A Great Deal of Good
Since 1950, NSF has worked for stronger curricula and enhanced professional development for teachers. The agency has planted the seeds of systemic change and made it possible for researchers to work in partnership with educators to bolster the scientific basis of learning. Despite all that NSF has done over the years in these areas, some may be surprised to discover just how important education is at one of the country's primary sources of research funding. But NSF's commitment to the nation's students has been part of its mission from the very beginning.

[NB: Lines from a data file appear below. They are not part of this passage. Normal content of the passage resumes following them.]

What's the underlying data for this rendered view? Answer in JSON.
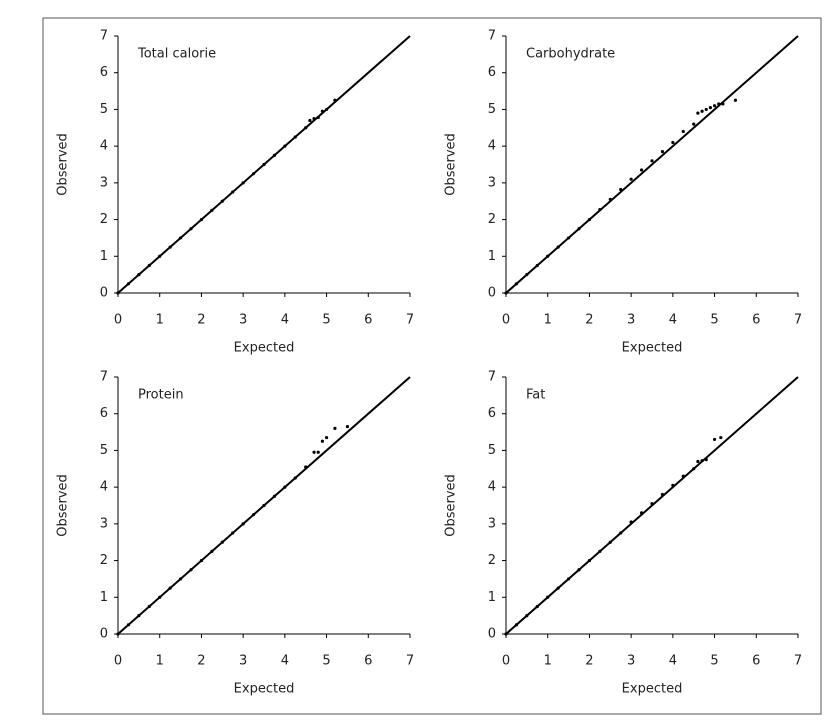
{
  "chart_data": [
    {
      "type": "scatter",
      "title": "Total calorie",
      "x_label": "Expected",
      "y_label": "Observed",
      "color": "#000000",
      "reference_line": true,
      "x": [
        0,
        0.25,
        0.5,
        0.75,
        1,
        1.25,
        1.5,
        1.75,
        2,
        2.25,
        2.5,
        2.75,
        3,
        3.25,
        3.5,
        3.75,
        4,
        4.25,
        4.5,
        4.6,
        4.7,
        4.8,
        4.9,
        5.0,
        5.2
      ],
      "y": [
        0,
        0.25,
        0.5,
        0.75,
        1,
        1.25,
        1.5,
        1.75,
        2,
        2.25,
        2.5,
        2.75,
        3,
        3.25,
        3.5,
        3.75,
        4,
        4.25,
        4.5,
        4.7,
        4.75,
        4.78,
        4.95,
        5.0,
        5.25
      ],
      "xlim": [
        0,
        7
      ],
      "ylim": [
        0,
        7
      ],
      "xticks": [
        0,
        1,
        2,
        3,
        4,
        5,
        6,
        7
      ],
      "yticks": [
        0,
        1,
        2,
        3,
        4,
        5,
        6,
        7
      ]
    },
    {
      "type": "scatter",
      "title": "Carbohydrate",
      "x_label": "Expected",
      "y_label": "Observed",
      "color": "#000000",
      "reference_line": true,
      "x": [
        0,
        0.25,
        0.5,
        0.75,
        1,
        1.25,
        1.5,
        1.75,
        2,
        2.25,
        2.5,
        2.75,
        3,
        3.25,
        3.5,
        3.75,
        4,
        4.25,
        4.5,
        4.6,
        4.7,
        4.8,
        4.9,
        5.0,
        5.1,
        5.2,
        5.5
      ],
      "y": [
        0,
        0.25,
        0.5,
        0.75,
        1,
        1.25,
        1.5,
        1.75,
        2,
        2.27,
        2.55,
        2.82,
        3.1,
        3.35,
        3.6,
        3.85,
        4.1,
        4.4,
        4.6,
        4.9,
        4.95,
        5.0,
        5.05,
        5.1,
        5.15,
        5.15,
        5.25
      ],
      "xlim": [
        0,
        7
      ],
      "ylim": [
        0,
        7
      ],
      "xticks": [
        0,
        1,
        2,
        3,
        4,
        5,
        6,
        7
      ],
      "yticks": [
        0,
        1,
        2,
        3,
        4,
        5,
        6,
        7
      ]
    },
    {
      "type": "scatter",
      "title": "Protein",
      "x_label": "Expected",
      "y_label": "Observed",
      "color": "#000000",
      "reference_line": true,
      "x": [
        0,
        0.25,
        0.5,
        0.75,
        1,
        1.25,
        1.5,
        1.75,
        2,
        2.25,
        2.5,
        2.75,
        3,
        3.25,
        3.5,
        3.75,
        4,
        4.25,
        4.5,
        4.7,
        4.8,
        4.9,
        5.0,
        5.2,
        5.5
      ],
      "y": [
        0,
        0.25,
        0.5,
        0.75,
        1,
        1.25,
        1.5,
        1.75,
        2,
        2.25,
        2.5,
        2.75,
        3,
        3.25,
        3.5,
        3.75,
        4,
        4.25,
        4.55,
        4.95,
        4.95,
        5.25,
        5.35,
        5.6,
        5.65
      ],
      "xlim": [
        0,
        7
      ],
      "ylim": [
        0,
        7
      ],
      "xticks": [
        0,
        1,
        2,
        3,
        4,
        5,
        6,
        7
      ],
      "yticks": [
        0,
        1,
        2,
        3,
        4,
        5,
        6,
        7
      ]
    },
    {
      "type": "scatter",
      "title": "Fat",
      "x_label": "Expected",
      "y_label": "Observed",
      "color": "#000000",
      "reference_line": true,
      "x": [
        0,
        0.25,
        0.5,
        0.75,
        1,
        1.25,
        1.5,
        1.75,
        2,
        2.25,
        2.5,
        2.75,
        3,
        3.25,
        3.5,
        3.75,
        4,
        4.25,
        4.5,
        4.6,
        4.7,
        4.8,
        5.0,
        5.15
      ],
      "y": [
        0,
        0.25,
        0.5,
        0.75,
        1,
        1.25,
        1.5,
        1.75,
        2,
        2.25,
        2.5,
        2.75,
        3.05,
        3.3,
        3.55,
        3.8,
        4.05,
        4.3,
        4.5,
        4.7,
        4.72,
        4.75,
        5.3,
        5.35
      ],
      "xlim": [
        0,
        7
      ],
      "ylim": [
        0,
        7
      ],
      "xticks": [
        0,
        1,
        2,
        3,
        4,
        5,
        6,
        7
      ],
      "yticks": [
        0,
        1,
        2,
        3,
        4,
        5,
        6,
        7
      ]
    }
  ]
}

In 1954, a doctoral chemistry student named Daniel Lednicer received a third year of financial support through NSF's fledgling Graduate Research Fellowship program. Full of gratitude for the life of learning that NSF was allowing him to pursue (he went on to make important contributions as a research chemist at the National Cancer Institute), Lednicer wrote a letter of thanks to the man who had signed NSF into existence, President Harry Truman. Truman's plain-spoken reply speaks presciently about NSF's unique role as a catalyst for scientific knowledge, in the laboratory as well as in the classroom.
October 2, 1954
Dear Mr. Lednicer:
Your good letter of September 21 was very much appreciated. I always knew that the [National] Science Foundation would do a great amount of good for the country and for the world. It took a terrific fight and three years to get it through Congress, and some smart fellows who thought they knew more than the President of the United States tried to fix it so it would not work.
It is a great pleasure to hear that it is working and I know it will grow into one of our greatest educational foundations.